Год - тринадцать месяцев (сборник)
Шрифт:
А в сорок четвертом на этом Ежовом поле жали осенью овес. Овса было посеяно в тот год много, жнитво распределяли по душам — каждому по полтора гектара, — и срок дали очень уж маленький, так что пришлось работать и ночью. Жать было непривычно, и у Алексея опухли запястья и серп падал из рук. А рядом, вот в этом лесу, всю ночь выли волки. Женщины зажгли в нескольких местах костерки из соломы, но они были такими жалкими и слабенькими в этой осенней темноте, что волчий вой даже не дрогнул: они пели свою протяжную песню, наводя на все живое кругом ужас…
Из пыльной придорожной травы выпорхнула птичка. По трепету крылышек Алексей Петрович угадал в птичке жаворонка. Потом выпорхнула другая, но не круто свечкой, как первая, а медленно, словно со ступеньки на ступеньку, поднималась
«Еще жаворонки не улетели, значит, осень будет долгой и теплой», — подумал Алексей Петрович.
Над всем простором поля в чистом утреннем небе уже мелькали жаворонки и звонкие высокие трели раздавались с весенним ликованием. Как будто жизнь и в самом деле возродилась на земле из этого зноя, сделавшего пашню прахом, из этих страшных пожаров… Жизнь возродилась пока только в этой раннеутренней песне жаворонков, а люди пока спят, но ведь весна и начинается именно с этой песни!.. Все-таки какое это счастье — жить на этой земле, какое счастье!..
Когда Алексей Петрович подошел ближе к деревне, к садам, то услышал и другую песню — грачиную. Грачи стаей вились над колхозным садом и кричали, кричали так же громко и зычно, как весной, когда прилетают на родные гнездовья и радуются.

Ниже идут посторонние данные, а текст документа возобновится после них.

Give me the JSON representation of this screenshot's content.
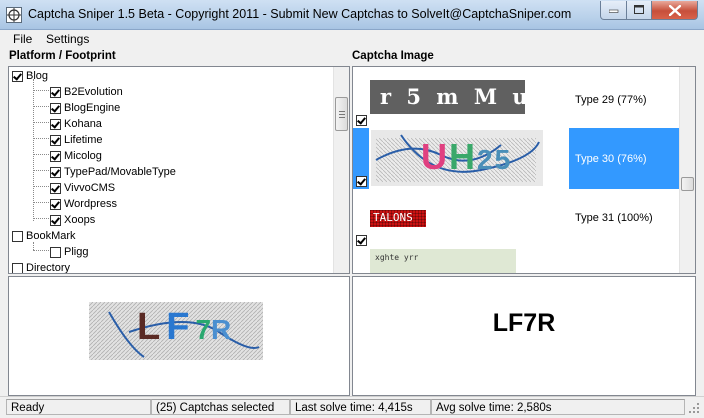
{
  "window": {
    "title": "Captcha Sniper 1.5 Beta - Copyright 2011 - Submit New Captchas to SolveIt@CaptchaSniper.com"
  },
  "menu": [
    "File",
    "Settings"
  ],
  "headers": {
    "left": "Platform / Footprint",
    "right": "Captcha Image"
  },
  "tree": [
    {
      "label": "Blog",
      "checked": true,
      "level": 0
    },
    {
      "label": "B2Evolution",
      "checked": true,
      "level": 1
    },
    {
      "label": "BlogEngine",
      "checked": true,
      "level": 1
    },
    {
      "label": "Kohana",
      "checked": true,
      "level": 1
    },
    {
      "label": "Lifetime",
      "checked": true,
      "level": 1
    },
    {
      "label": "Micolog",
      "checked": true,
      "level": 1
    },
    {
      "label": "TypePad/MovableType",
      "checked": true,
      "level": 1
    },
    {
      "label": "VivvoCMS",
      "checked": true,
      "level": 1
    },
    {
      "label": "Wordpress",
      "checked": true,
      "level": 1
    },
    {
      "label": "Xoops",
      "checked": true,
      "level": 1
    },
    {
      "label": "BookMark",
      "checked": false,
      "level": 0
    },
    {
      "label": "Pligg",
      "checked": false,
      "level": 1
    },
    {
      "label": "Directory",
      "checked": false,
      "level": 0
    }
  ],
  "captchas": [
    {
      "image_text": "r 5 m M u P",
      "type": "Type 29 (77%)",
      "checked": true,
      "selected": false
    },
    {
      "image_text": "UH25",
      "type": "Type 30 (76%)",
      "checked": true,
      "selected": true
    },
    {
      "image_text": "TALONS",
      "type": "Type 31 (100%)",
      "checked": true,
      "selected": false
    },
    {
      "image_text": "xghte yrr",
      "type": "",
      "checked": false,
      "selected": false
    }
  ],
  "preview": {
    "image_text": "LF7R"
  },
  "answer": "LF7R",
  "status": {
    "state": "Ready",
    "selected": "(25) Captchas selected",
    "last_solve": "Last solve time: 4,415s",
    "avg_solve": "Avg solve time: 2,580s"
  },
  "colors": {
    "selection": "#3399ff",
    "captcha1_bg": "#606060",
    "captcha3_bg": "#cc1111"
  }
}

Видно, в мир и в самом деле приходит какая-то радость, радость, о которой пока догадываются только птицы, — ведь они вон как высоко летают!..
В деревне уже топили печи, над крышами поднимались дымы, под ветлами порхались куры и горланили петухи… Ведь они все тоже были вестниками наступающей жизни, вестниками грядущего, да и недаром говорится, что, покуда будет на земле хоть один петух, утро обязательно наступит.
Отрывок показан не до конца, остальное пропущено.